Wie du lernen kannst, weniger nachtragend zu sein und nicht immer auf deinem Recht zu beharren


  • Versetze dich in die Lage des Gegenübers hinein. Vielleicht erinnerst du dich an einen Fehler, den du selbst mal gemacht hast und daran, wie dir jemand dafür verzeihen konnte, ohne dabei nachtragend zu sein. Du kannst dir diese Person vielleicht als Vorbild dafür nehmen. Oder versetze dich in eine Person hinein, bei der du dich gerade nachtragend verhältst. Stell dir mal vor, wie sich diese Person fühlen könnte und dass sie vielleicht auch verletzt ist, wenn du ihr nicht verzeihst. Lerne, empathisch zu sein und dich in andere Personen hineinzuversetzen und sie fair und liebevoll zu behandeln.

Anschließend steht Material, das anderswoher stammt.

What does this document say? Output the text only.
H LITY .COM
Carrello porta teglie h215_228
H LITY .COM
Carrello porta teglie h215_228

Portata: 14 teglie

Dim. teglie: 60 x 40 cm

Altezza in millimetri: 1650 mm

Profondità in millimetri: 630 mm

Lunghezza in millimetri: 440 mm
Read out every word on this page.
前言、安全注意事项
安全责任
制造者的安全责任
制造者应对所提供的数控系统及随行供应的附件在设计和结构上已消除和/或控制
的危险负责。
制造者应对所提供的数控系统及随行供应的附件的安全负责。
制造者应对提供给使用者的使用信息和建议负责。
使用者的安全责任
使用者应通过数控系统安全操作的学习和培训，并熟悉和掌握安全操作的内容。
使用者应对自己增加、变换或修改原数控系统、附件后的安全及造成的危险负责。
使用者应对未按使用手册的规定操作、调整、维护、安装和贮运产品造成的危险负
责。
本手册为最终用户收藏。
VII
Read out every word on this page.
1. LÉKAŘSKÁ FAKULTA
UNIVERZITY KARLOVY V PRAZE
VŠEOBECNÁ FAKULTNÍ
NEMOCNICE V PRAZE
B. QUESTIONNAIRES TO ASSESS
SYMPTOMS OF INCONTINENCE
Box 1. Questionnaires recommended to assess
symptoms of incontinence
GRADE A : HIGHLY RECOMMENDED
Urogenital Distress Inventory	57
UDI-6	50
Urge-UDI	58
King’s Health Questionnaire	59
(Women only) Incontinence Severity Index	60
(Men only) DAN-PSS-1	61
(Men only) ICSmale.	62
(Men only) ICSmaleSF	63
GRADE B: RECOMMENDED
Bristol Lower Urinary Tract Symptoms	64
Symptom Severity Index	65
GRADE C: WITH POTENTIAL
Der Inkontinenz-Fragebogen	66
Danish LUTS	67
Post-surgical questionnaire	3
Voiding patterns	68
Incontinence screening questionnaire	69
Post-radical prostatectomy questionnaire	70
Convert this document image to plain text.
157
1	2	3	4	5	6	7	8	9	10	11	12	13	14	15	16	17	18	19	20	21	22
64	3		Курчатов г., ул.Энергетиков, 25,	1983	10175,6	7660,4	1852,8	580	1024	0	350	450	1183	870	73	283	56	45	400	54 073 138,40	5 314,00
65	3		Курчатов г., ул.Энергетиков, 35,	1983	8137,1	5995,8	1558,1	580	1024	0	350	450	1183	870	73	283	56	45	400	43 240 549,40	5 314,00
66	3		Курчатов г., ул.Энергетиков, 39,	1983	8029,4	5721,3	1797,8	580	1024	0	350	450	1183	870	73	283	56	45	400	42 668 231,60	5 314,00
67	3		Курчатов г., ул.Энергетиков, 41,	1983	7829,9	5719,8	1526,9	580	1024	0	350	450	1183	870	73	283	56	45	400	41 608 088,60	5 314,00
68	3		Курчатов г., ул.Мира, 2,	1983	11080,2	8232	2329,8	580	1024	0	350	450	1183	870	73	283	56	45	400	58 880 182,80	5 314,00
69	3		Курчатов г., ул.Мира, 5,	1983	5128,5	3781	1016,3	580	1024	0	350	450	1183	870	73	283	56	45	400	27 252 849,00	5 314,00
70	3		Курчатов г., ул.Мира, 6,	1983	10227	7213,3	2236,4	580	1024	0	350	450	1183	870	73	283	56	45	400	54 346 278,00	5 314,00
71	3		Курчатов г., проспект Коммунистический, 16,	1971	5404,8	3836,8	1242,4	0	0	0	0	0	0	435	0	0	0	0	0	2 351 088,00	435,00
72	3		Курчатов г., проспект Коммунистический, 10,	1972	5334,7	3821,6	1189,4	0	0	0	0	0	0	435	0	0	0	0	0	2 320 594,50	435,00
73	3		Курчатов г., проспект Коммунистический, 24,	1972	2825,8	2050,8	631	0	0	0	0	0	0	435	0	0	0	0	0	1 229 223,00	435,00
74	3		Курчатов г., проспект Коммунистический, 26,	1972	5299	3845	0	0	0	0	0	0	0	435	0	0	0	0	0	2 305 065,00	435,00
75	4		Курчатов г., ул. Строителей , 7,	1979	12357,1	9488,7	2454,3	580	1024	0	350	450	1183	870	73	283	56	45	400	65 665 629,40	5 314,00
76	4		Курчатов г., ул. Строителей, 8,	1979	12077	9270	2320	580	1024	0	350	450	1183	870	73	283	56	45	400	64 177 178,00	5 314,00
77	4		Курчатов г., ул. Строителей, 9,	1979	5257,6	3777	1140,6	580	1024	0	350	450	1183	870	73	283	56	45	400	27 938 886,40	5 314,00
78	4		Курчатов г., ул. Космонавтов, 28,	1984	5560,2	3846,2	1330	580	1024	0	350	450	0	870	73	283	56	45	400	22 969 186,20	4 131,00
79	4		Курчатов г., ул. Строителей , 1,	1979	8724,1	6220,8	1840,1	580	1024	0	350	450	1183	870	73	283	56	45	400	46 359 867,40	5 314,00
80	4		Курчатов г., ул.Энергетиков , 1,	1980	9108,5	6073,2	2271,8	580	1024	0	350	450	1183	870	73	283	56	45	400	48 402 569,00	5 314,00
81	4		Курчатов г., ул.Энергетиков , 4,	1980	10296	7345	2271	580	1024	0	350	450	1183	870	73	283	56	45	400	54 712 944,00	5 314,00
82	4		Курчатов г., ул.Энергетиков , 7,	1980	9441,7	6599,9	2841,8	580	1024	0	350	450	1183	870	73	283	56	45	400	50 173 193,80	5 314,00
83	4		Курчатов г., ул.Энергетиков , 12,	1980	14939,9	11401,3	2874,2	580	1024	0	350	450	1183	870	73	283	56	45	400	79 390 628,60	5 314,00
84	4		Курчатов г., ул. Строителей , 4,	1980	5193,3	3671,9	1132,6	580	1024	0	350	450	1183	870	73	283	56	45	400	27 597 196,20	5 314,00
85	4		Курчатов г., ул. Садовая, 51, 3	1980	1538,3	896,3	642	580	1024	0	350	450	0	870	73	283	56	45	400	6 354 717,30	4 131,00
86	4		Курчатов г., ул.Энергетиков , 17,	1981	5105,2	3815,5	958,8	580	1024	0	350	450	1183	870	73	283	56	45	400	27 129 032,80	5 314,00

  • Vergrössere dein Selbstbewusstsein. Kritik oder Entscheidungen von anderen sollten dich nicht persönlich angreifen. Wenn jemand eine Entscheidung trifft, die dir nicht passt, heisst das nicht, dass diese Entscheidung gegen dich als Person ist. Und auch wenn du kritisiert wirst, werde nicht wütend oder nachtragend, denn vielleicht ist diese Kritik ja konstruktiv und bringt dich im Leben einen Schritt weiter. Und falls nicht, dann ist es einfach nur EINE Meinung von jemandem und nicht allgemeingültig. Wenn du das alles nicht zu persönlich nimmst und dein Selbstwertgefühl davon unberührt bleibt, dann sind deine Chancen gross, dass du weniger nachtragend bist.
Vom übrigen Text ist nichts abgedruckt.